Textus Originalis

PREFAZIONE

PREFAZIONE

Nelle carte vescovili ne ho comprese 9 appartenenti al vescovato di Cefalù; le quali riguardano rapporti fra l'autorità vescovile e i privati, circa alcune concessioni di terre e case ad enfiteusi: vi ho compreso pure gli Statuti dati ai borgesi, di cui feci parola, e due accordi in seguito a questioni giudiziarie. Sette, che vanno dal 1164 (2) all'Aprile 1192, sono, come dissi, concessioni enfiteutiche. Una sola, la quale contiene il permesso dato dal vescovo Bosone perchè tal Guglielmo Di Cammarata costruisca un mulino a proprie spese, coll'obbligo di dividerne il reddito colla Chiesa, (1166, 15 Decembre Ind.
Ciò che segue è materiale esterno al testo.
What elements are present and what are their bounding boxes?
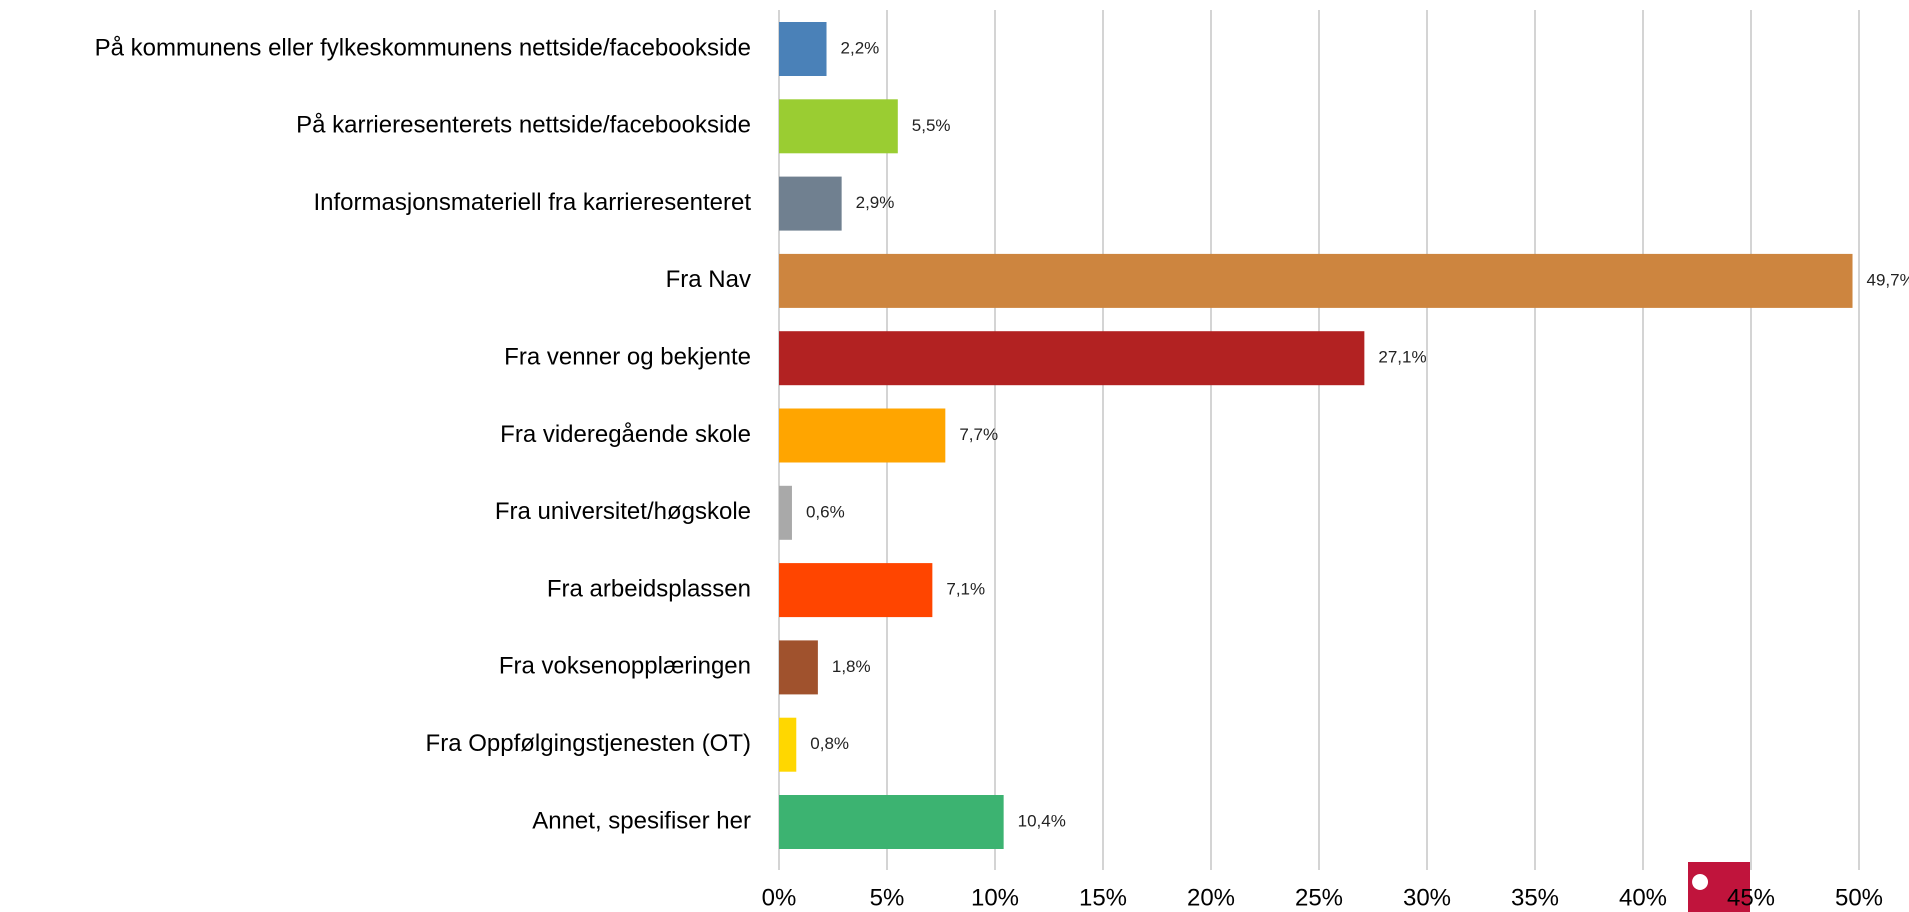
grid xyxy=(778,10,1860,870)
value-label: 0,6% xyxy=(806,502,845,521)
x-tick-label: 45% xyxy=(1727,884,1775,911)
y-tick-label: Fra voksenopplæringen xyxy=(499,653,751,680)
bar xyxy=(779,795,1004,849)
value-label: 5,5% xyxy=(912,116,951,135)
bar xyxy=(779,99,898,154)
y-tick-label: Fra universitet/høgskole xyxy=(495,498,751,525)
logo xyxy=(1688,862,1750,912)
x-tick-label: 20% xyxy=(1187,884,1235,911)
value-label: 7,1% xyxy=(946,580,985,599)
y-tick-label: Fra videregående skole xyxy=(500,421,751,448)
bar xyxy=(779,717,797,772)
y-tick-label: Fra Nav xyxy=(666,266,751,293)
x-tick-label: 40% xyxy=(1619,884,1667,911)
x-tick-label: 30% xyxy=(1403,884,1451,911)
bar xyxy=(779,253,1853,308)
y-tick-label: Annet, spesifiser her xyxy=(532,807,751,834)
bar xyxy=(779,640,818,695)
x-tick-label: 35% xyxy=(1511,884,1559,911)
y-tick-label: Fra venner og bekjente xyxy=(504,344,751,371)
y-tick-label: På karrieresenterets nettside/facebooksi… xyxy=(296,112,751,139)
x-tick-label: 15% xyxy=(1079,884,1127,911)
value-label: 2,2% xyxy=(841,38,880,57)
bar xyxy=(779,22,827,76)
x-tick-label: 0% xyxy=(762,884,797,911)
bar xyxy=(779,408,946,463)
logo-shape xyxy=(1688,862,1750,912)
y-tick-label: Informasjonsmateriell fra karrieresenter… xyxy=(314,189,752,216)
x-tick-label: 10% xyxy=(971,884,1019,911)
value-label: 27,1% xyxy=(1378,348,1426,367)
bar xyxy=(779,176,842,231)
bar xyxy=(779,563,933,618)
value-label: 0,8% xyxy=(810,734,849,753)
x-tick-label: 50% xyxy=(1835,884,1883,911)
y-tick-label: Fra Oppfølgingstjenesten (OT) xyxy=(426,730,751,757)
value-label: 10,4% xyxy=(1018,811,1066,830)
y-tick-label: På kommunens eller fylkeskommunens netts… xyxy=(95,34,751,61)
y-tick-label: Fra arbeidsplassen xyxy=(547,575,751,602)
x-tick-label: 25% xyxy=(1295,884,1343,911)
bar xyxy=(779,485,792,540)
value-label: 1,8% xyxy=(832,657,871,676)
value-label: 49,7% xyxy=(1867,270,1909,289)
bar xyxy=(779,331,1365,386)
value-label: 7,7% xyxy=(959,425,998,444)
x-tick-label: 5% xyxy=(870,884,905,911)
value-label: 2,9% xyxy=(856,193,895,212)
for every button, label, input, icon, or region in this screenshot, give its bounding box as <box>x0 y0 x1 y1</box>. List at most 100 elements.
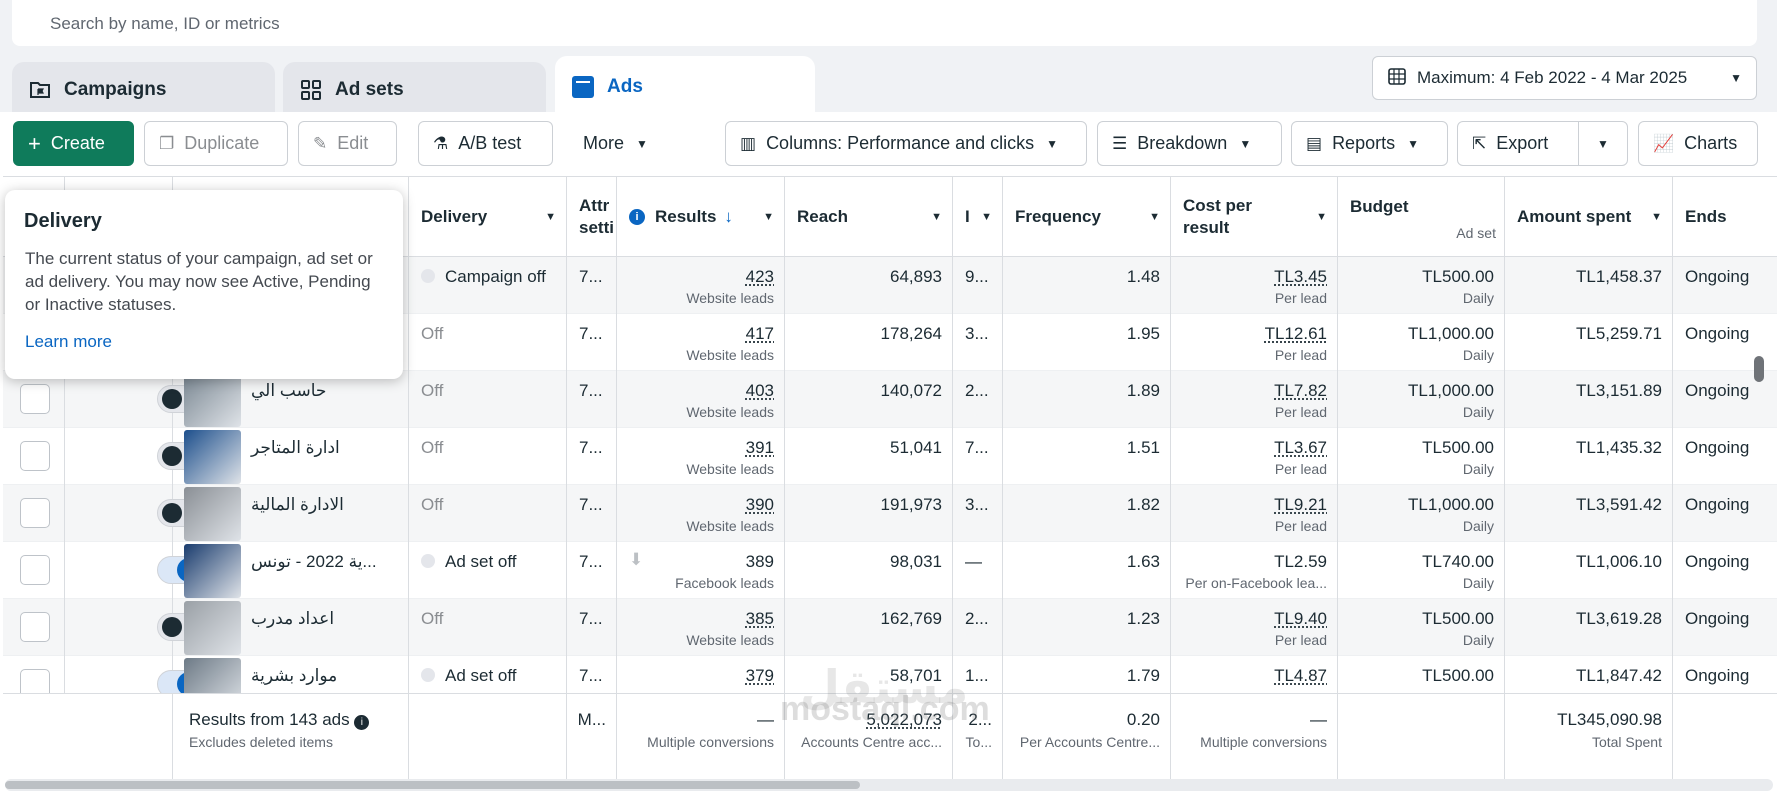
ad-name[interactable]: ...ية 2022 - تونس <box>251 552 377 571</box>
header-label: Ends <box>1685 207 1727 226</box>
export-button[interactable]: ⇱ Export <box>1457 121 1579 166</box>
more-button[interactable]: More ▼ <box>568 121 670 166</box>
spent-cell: TL1,847.42 <box>1505 656 1673 713</box>
header-ends[interactable]: Ends <box>1673 177 1777 257</box>
learn-more-link[interactable]: Learn more <box>25 332 112 351</box>
ad-thumbnail[interactable] <box>184 430 241 484</box>
ad-name[interactable]: ادارة المتاجر <box>251 438 340 457</box>
header-results[interactable]: i Results ↓ ▼ <box>617 177 785 257</box>
ends-value: Ongoing <box>1685 666 1750 685</box>
footer-cell <box>1673 694 1777 784</box>
footer-value: 5,022,073 <box>866 710 942 729</box>
header-frequency[interactable]: Frequency ▼ <box>1003 177 1171 257</box>
date-range-picker[interactable]: Maximum: 4 Feb 2022 - 4 Mar 2025 ▼ <box>1372 56 1757 100</box>
header-reach[interactable]: Reach ▼ <box>785 177 953 257</box>
edit-button[interactable]: ✎ Edit <box>298 121 397 166</box>
budget-cell: TL500.00 Daily <box>1338 257 1505 314</box>
ad-thumbnail[interactable] <box>184 601 241 655</box>
reports-icon: ▤ <box>1306 133 1323 153</box>
header-ad-name-col[interactable] <box>173 177 409 257</box>
columns-label: Columns: Performance and clicks <box>766 133 1035 153</box>
attr-cell: 7... <box>567 656 617 713</box>
delivery-tooltip: Delivery The current status of your camp… <box>5 190 403 379</box>
table-row[interactable]: الادارة المالية Off 7... 390 Website leads 19… <box>3 485 1777 542</box>
ad-name[interactable]: موارد بشرية <box>251 666 338 685</box>
tab-ad-sets[interactable]: Ad sets <box>283 62 546 118</box>
tab-ads[interactable]: Ads <box>555 56 815 118</box>
charts-button[interactable]: 📈 Charts <box>1638 121 1758 166</box>
header-attribution[interactable]: Attr setti <box>567 177 617 257</box>
spent-value: TL3,591.42 <box>1575 495 1662 514</box>
ad-name-cell: الادارة المالية <box>173 485 409 542</box>
header-amount-spent[interactable]: Amount spent ▼ <box>1505 177 1673 257</box>
toggle-cell <box>65 599 205 656</box>
flask-icon: ⚗ <box>433 133 449 153</box>
table-row[interactable]: اعداد مدرب Off 7... 385 Website leads 162,769… <box>3 599 1777 656</box>
row-checkbox[interactable] <box>20 384 50 414</box>
export-dropdown-button[interactable]: ▼ <box>1578 121 1628 166</box>
tab-campaigns[interactable]: Campaigns <box>12 62 275 118</box>
row-checkbox[interactable] <box>20 555 50 585</box>
freq-cell: 1.95 <box>1003 314 1171 371</box>
ad-toggle[interactable] <box>157 499 205 527</box>
duplicate-button[interactable]: ❐ Duplicate <box>144 121 288 166</box>
reports-button[interactable]: ▤ Reports ▼ <box>1291 121 1448 166</box>
freq-cell: 1.51 <box>1003 428 1171 485</box>
table-row[interactable]: ...ية 2022 - تونس Ad set off 7... ⬇ 389 Faceb… <box>3 542 1777 599</box>
cpr-value: TL2.59 <box>1274 552 1327 571</box>
header-budget[interactable]: Budget Ad set <box>1338 177 1505 257</box>
delivery-cell: Off <box>409 314 567 371</box>
header-delivery[interactable]: Delivery ▼ <box>409 177 567 257</box>
table-row[interactable]: ادارة المتاجر Off 7... 391 Website leads 51,0… <box>3 428 1777 485</box>
cpr-cell: TL4.87 <box>1171 656 1338 713</box>
watermark-latin: mostaql.com <box>780 690 990 728</box>
row-checkbox[interactable] <box>20 441 50 471</box>
header-label: Budget <box>1350 197 1409 216</box>
ad-thumbnail[interactable] <box>184 544 241 598</box>
table-row[interactable]: موارد بشرية Ad set off 7... 379 58,701 1... 1.… <box>3 656 1777 713</box>
freq-cell: 1.23 <box>1003 599 1171 656</box>
row-checkbox[interactable] <box>20 498 50 528</box>
status-dot-icon <box>421 668 435 682</box>
budget-value: TL1,000.00 <box>1407 324 1494 343</box>
checkbox-cell <box>3 428 65 485</box>
ad-thumbnail[interactable] <box>184 487 241 541</box>
ad-name[interactable]: اعداد مدرب <box>251 609 335 628</box>
ab-test-button[interactable]: ⚗ A/B test <box>418 121 553 166</box>
ad-name[interactable]: حاسب الي <box>251 381 327 400</box>
reach-value: 162,769 <box>880 609 942 628</box>
cpr-cell: TL9.40 Per lead <box>1171 599 1338 656</box>
cpr-cell: TL3.67 Per lead <box>1171 428 1338 485</box>
imp-value: — <box>965 552 982 571</box>
footer-cell <box>409 694 567 784</box>
table-row[interactable]: Off 7... 417 Website leads 178,264 3... 1.95 TL… <box>3 314 1777 371</box>
result-cell: 391 Website leads <box>617 428 785 485</box>
result-value: 417 <box>745 324 774 343</box>
tab-label: Campaigns <box>64 79 167 100</box>
search-bar[interactable]: Search by name, ID or metrics <box>12 0 1757 46</box>
header-cost-per-result[interactable]: Cost per result ▼ <box>1171 177 1338 257</box>
info-icon[interactable]: i <box>354 715 370 730</box>
breakdown-button[interactable]: ☰ Breakdown ▼ <box>1097 121 1282 166</box>
cpr-cell: TL7.82 Per lead <box>1171 371 1338 428</box>
row-checkbox[interactable] <box>20 612 50 642</box>
header-label: Frequency <box>1015 207 1101 226</box>
columns-button[interactable]: ▥ Columns: Performance and clicks ▼ <box>725 121 1087 166</box>
scrollbar-thumb[interactable] <box>5 781 860 789</box>
header-impressions[interactable]: I ▼ <box>953 177 1003 257</box>
create-button[interactable]: + Create <box>13 121 134 166</box>
vertical-scrollbar-thumb[interactable] <box>1754 356 1764 382</box>
attr-value: 7... <box>579 552 603 571</box>
freq-cell: 1.48 <box>1003 257 1171 314</box>
budget-sub: Daily <box>1462 575 1494 591</box>
charts-label: Charts <box>1684 133 1738 153</box>
toggle-knob <box>162 446 182 466</box>
horizontal-scrollbar[interactable] <box>5 779 1773 791</box>
ad-thumbnail[interactable] <box>184 373 241 427</box>
ad-name[interactable]: الادارة المالية <box>251 495 344 514</box>
header-label: Reach <box>797 207 849 226</box>
table-row[interactable]: حاسب الي Off 7... 403 Website leads 140,072 2.… <box>3 371 1777 428</box>
ends-cell: Ongoing <box>1673 371 1777 428</box>
spent-value: TL3,619.28 <box>1575 609 1662 628</box>
calendar-icon <box>1387 66 1407 91</box>
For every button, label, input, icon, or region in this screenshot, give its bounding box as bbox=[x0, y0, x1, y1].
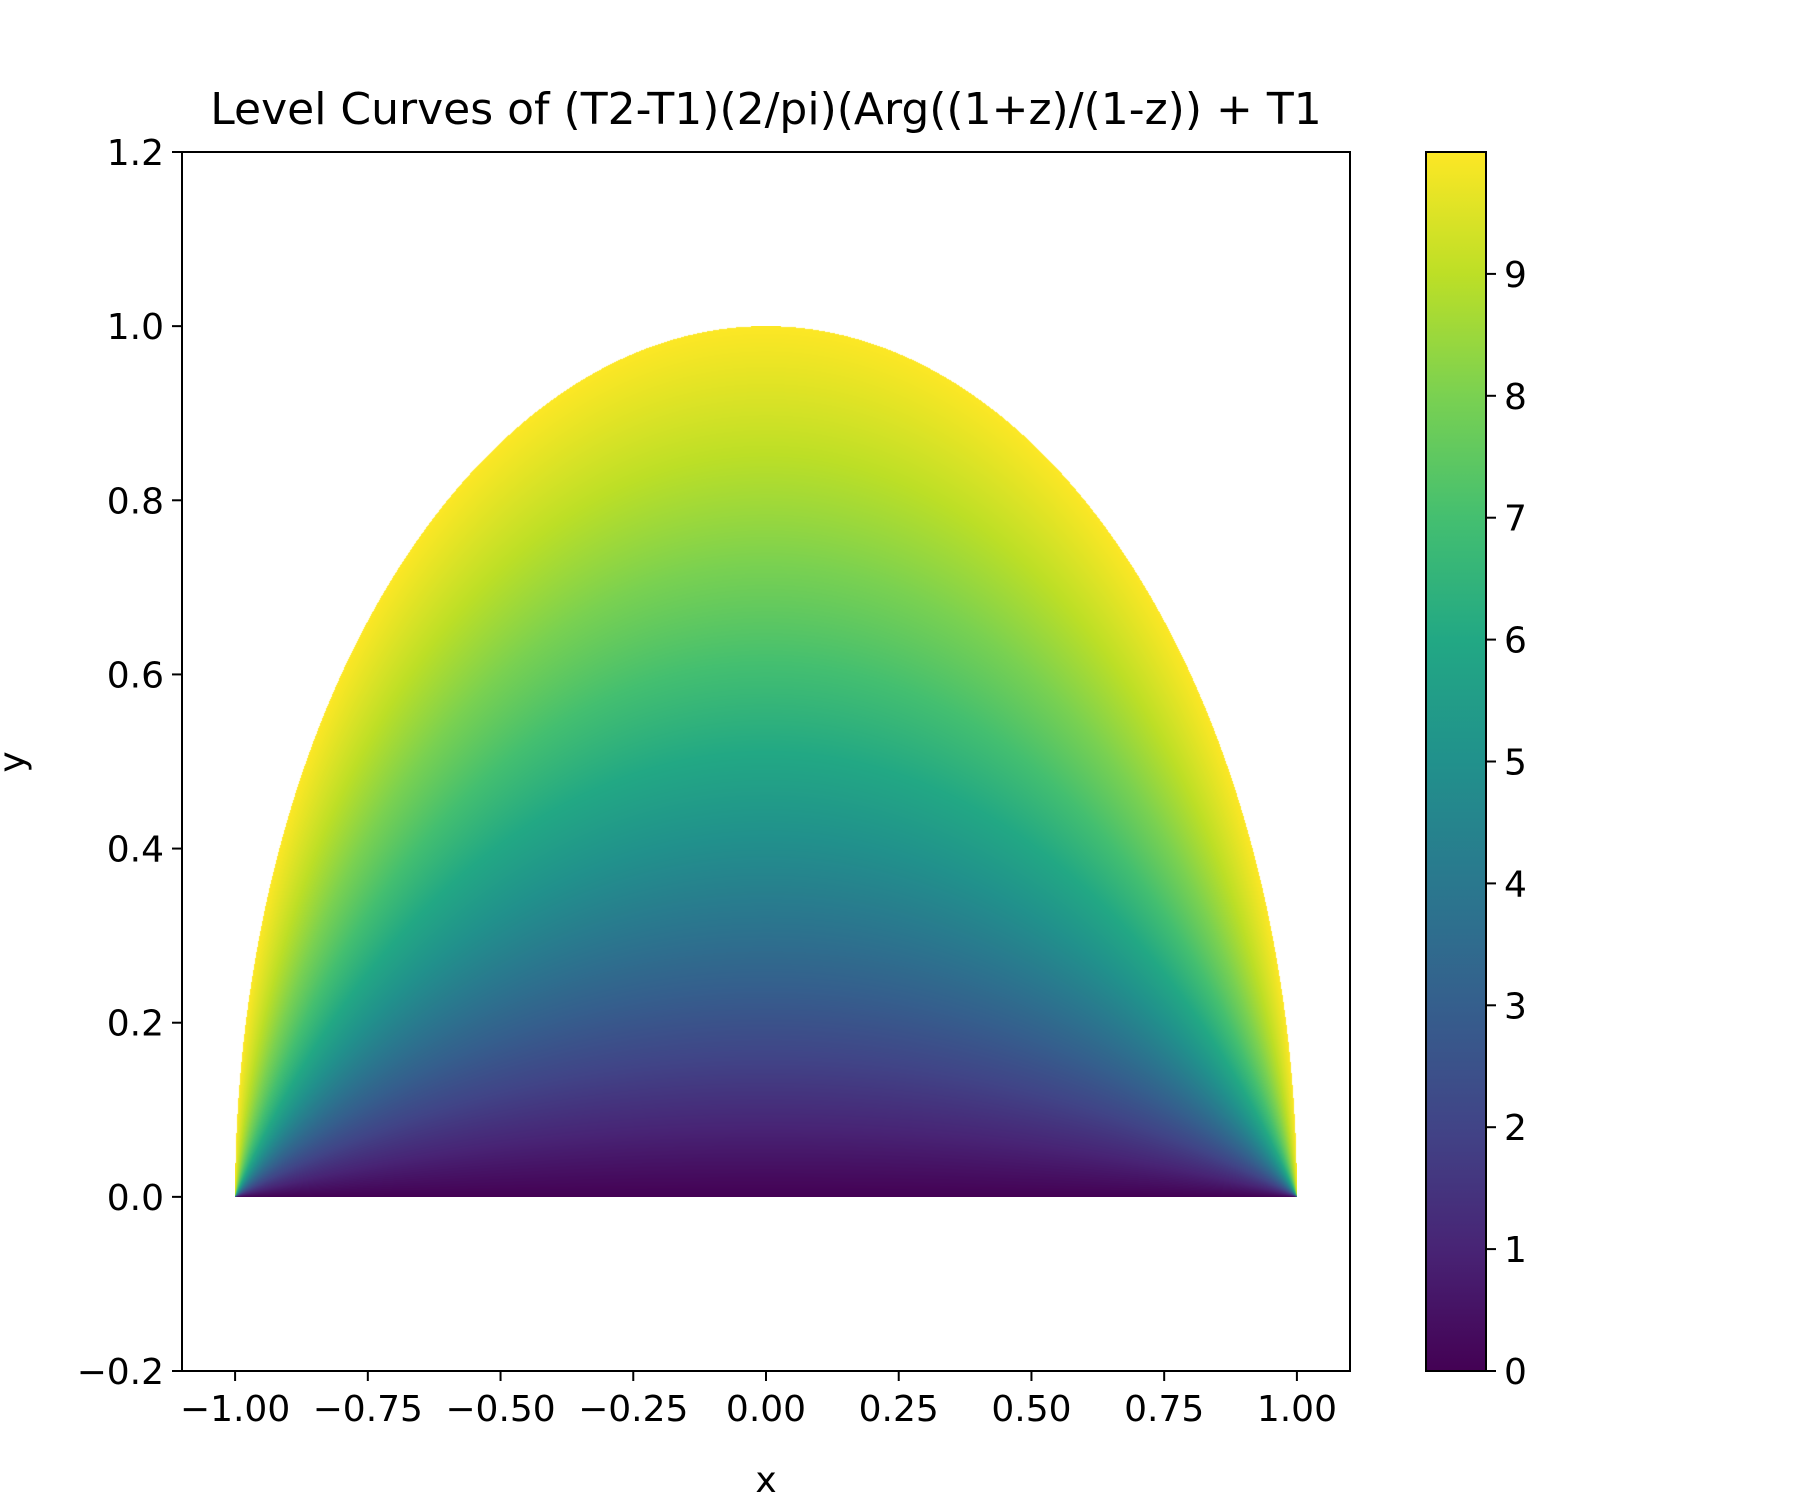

XV) si distacca nella redazione dalle formule che sono costanti nelle altre. Il Battaglia, che s'è occupato dell'ordinamento della proprietà fondiaria in Sicilia sotto i Normanni e gli Svevi, non ha riportato alcun contratto di enfiteusi, anche ecclesiastica, del tempo normanno, nei 60 documenti da lui pubblicati; il più antico sul proposito è del 1243 (1). Ciò mi obbliga ad occuparmene brevemente. Cominciano coll'invocazione divina, dal Febbraio 1191 in poi l'invocazione è preceduta dal Chrismon a simiglianza dei diplomi regî. Nel testo il preambolo, la notificazione, l'esposto, il dispositivo sono sempre conformi. A parte le formule del protocollo iniziale nei contratti enfiteutici della seconda metà del sec. XIII. (2), il testo è diverso. Il conduttore pria di tutto è obbligato a migliorare la casa o la terra conceduta in enfiteusi, e a pagare annualmente in tre rate il canone, principiando sempre dal mese di Marzo. Però acquista il diritto di potere vendere, donare, pignorare, et quicquid aliud voluerit faciendi; nel caso la Chiesa voglia acquistare dovrà corrispondere lo stesso prezzo offerto da altri compratori. Può eziandio l'enfiteuta, morendo senza eredi

Note a pie di pagina

1 (1) I Diplomi inediti cit. in Doc. p. serv. alla St. di Sic. cit., 1a S. Dipl. vol. XVI.

2 (2) BATTAGLIA, op. cit., Doc. XLII.